Die Bäume werden höher

Richtung Osten werden die Bäume immer höher. Die Baumkronen sind dünn genug für eine üppige Flora mit Arten wie Dreinerviger Nabelmiere, Efeu-Ehrenpreis, Echter Nelkenwurz und dem seltenen Schlangen-Lauch. Dies ist der sogenannte Pappel-Ulmenwald, voller Pappeln und Stieleichen.

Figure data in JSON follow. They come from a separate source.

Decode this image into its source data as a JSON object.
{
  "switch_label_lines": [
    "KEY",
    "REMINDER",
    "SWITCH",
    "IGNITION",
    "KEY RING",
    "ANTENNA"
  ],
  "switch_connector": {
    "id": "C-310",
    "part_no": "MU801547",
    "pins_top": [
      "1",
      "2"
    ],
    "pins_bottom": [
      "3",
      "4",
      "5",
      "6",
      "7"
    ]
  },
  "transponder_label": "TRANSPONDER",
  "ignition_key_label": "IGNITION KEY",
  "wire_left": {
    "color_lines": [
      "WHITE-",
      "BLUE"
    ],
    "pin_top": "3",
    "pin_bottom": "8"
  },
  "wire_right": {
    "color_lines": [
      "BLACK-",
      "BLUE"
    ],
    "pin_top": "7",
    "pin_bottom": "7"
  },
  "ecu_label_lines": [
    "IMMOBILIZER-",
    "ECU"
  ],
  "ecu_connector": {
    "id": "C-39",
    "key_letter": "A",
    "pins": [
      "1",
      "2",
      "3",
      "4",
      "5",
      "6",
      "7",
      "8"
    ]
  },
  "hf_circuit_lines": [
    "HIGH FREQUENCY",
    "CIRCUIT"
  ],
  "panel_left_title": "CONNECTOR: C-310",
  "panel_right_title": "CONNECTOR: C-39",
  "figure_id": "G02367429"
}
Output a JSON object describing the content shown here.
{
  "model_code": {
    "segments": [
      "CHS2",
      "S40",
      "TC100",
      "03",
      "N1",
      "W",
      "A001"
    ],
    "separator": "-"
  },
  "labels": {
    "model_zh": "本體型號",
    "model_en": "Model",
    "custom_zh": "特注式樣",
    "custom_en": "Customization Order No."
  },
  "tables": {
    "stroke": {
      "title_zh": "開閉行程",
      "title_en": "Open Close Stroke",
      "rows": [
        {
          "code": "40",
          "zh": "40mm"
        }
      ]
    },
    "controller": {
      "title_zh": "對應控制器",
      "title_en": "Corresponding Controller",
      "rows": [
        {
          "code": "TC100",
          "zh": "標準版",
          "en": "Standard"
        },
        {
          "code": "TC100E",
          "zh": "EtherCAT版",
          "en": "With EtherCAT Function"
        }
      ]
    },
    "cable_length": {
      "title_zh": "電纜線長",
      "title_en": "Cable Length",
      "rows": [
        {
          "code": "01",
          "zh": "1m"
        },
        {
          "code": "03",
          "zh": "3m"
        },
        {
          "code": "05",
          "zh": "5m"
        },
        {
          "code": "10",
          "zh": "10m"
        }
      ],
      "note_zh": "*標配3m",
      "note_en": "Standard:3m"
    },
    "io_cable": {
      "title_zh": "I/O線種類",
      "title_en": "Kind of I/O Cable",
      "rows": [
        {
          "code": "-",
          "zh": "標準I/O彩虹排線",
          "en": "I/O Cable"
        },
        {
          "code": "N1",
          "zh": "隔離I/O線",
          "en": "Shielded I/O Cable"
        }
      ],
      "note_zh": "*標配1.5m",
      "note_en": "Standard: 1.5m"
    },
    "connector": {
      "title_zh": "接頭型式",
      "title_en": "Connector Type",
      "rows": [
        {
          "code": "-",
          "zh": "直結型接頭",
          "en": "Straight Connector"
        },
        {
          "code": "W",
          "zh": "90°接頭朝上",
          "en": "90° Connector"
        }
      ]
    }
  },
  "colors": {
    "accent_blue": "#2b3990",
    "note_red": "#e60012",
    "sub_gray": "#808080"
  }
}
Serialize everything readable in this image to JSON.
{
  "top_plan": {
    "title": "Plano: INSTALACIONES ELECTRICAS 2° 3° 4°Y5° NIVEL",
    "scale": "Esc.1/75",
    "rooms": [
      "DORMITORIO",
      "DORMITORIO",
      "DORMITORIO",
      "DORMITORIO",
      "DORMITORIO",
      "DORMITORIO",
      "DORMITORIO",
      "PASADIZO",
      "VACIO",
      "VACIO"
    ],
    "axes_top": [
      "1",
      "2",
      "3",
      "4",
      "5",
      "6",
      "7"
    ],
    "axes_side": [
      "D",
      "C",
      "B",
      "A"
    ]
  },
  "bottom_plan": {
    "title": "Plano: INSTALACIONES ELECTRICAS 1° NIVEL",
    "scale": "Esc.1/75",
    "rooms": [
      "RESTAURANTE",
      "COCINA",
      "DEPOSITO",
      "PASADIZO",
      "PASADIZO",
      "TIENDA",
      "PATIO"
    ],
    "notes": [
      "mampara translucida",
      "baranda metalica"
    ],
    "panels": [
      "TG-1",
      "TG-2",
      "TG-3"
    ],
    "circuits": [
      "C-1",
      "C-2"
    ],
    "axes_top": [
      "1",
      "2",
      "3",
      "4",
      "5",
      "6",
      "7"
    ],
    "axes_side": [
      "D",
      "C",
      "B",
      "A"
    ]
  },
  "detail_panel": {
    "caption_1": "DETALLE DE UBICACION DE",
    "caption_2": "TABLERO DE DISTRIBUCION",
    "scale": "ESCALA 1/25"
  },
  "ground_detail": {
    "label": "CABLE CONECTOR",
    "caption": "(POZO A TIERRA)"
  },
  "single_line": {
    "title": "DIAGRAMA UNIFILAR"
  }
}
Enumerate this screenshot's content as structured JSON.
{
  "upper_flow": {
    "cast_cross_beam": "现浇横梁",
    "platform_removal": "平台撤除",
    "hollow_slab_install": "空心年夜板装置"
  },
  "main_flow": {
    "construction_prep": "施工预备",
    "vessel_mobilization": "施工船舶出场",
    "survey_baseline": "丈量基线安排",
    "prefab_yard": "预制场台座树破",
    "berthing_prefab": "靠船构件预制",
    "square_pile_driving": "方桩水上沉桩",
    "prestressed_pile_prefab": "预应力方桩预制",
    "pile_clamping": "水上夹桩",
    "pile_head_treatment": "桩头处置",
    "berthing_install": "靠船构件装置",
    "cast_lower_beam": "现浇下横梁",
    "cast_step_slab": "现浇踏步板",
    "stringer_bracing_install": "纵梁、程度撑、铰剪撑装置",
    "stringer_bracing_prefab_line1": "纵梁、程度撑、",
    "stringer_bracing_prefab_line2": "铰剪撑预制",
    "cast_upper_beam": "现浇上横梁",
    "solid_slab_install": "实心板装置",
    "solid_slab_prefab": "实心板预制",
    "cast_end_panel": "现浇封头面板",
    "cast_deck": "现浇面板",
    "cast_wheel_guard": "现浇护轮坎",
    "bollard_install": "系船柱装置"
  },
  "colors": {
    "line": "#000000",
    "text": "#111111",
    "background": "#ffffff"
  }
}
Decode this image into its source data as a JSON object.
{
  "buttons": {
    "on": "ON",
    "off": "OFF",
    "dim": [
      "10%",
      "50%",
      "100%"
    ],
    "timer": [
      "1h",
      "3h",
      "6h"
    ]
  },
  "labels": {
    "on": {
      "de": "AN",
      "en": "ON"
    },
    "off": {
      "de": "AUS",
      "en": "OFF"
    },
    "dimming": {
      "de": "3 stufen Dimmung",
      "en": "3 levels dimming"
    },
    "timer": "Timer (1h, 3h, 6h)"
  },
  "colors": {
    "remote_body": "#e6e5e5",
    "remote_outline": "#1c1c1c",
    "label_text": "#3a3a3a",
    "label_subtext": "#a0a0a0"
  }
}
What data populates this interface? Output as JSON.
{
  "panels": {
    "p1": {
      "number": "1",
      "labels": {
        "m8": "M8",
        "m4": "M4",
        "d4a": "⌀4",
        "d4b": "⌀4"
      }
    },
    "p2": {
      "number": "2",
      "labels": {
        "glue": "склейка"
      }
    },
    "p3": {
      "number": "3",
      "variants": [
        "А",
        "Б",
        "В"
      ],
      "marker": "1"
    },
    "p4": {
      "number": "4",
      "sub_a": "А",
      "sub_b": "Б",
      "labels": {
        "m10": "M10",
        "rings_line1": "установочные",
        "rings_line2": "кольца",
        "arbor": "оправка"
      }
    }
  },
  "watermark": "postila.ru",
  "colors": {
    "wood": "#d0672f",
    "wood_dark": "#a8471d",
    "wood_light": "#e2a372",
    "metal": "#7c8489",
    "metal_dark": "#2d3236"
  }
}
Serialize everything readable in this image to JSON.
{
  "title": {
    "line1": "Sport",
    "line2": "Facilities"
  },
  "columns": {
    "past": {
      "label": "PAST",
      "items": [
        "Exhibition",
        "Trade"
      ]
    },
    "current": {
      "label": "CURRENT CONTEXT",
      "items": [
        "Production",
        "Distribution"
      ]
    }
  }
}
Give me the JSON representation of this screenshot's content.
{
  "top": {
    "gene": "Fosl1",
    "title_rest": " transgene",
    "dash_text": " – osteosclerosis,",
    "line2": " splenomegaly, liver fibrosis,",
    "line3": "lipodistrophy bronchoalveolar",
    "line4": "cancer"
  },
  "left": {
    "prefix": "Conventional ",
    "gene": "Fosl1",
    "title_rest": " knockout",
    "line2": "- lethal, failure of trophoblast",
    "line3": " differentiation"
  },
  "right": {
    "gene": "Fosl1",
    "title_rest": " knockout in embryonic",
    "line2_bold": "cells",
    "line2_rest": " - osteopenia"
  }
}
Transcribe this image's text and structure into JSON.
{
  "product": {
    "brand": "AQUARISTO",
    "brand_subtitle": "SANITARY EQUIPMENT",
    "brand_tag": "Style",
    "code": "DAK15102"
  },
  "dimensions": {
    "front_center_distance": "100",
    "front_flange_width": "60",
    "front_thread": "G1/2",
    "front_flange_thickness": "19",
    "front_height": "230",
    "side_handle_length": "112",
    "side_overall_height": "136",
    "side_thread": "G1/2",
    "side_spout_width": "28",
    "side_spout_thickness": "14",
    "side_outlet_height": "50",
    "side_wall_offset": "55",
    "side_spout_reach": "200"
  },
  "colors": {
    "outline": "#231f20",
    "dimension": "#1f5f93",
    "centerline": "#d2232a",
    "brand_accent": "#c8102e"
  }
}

Beeindruckende Bäume auf dem Meereslehm

Weiter landeinwärts wird der Boden flacher, nährstoffreicher und feuchter. Wir sind im Meereslehmgebiet angekommen. Aber was für ein beeindruckender Wald mit bis zu 35 Meter hohen Bäumen. Wir sehen dicke Eschen, Ulmen und Eichen und eine große Vielfalt von Sträuchern. Dies ist der Eschen-Ulmenwald. Nicht nur die Biomasse ist sehr groß, auch die Artenvielfalt erreicht einen Höhepunkt. Übrigens nicht in Bezug auf Blumen oder Schmetterlinge. Für diese Arten ist es hier zu dunkel. Der Reichtum ist für die Boden- und Humusbewohner, wie Hunderte von Pilzarten. Aber auch alle Wirbellosen in den Baumstämmen wie Käferlarven, Asseln und Tausendfüßler und dutzende Moosarten.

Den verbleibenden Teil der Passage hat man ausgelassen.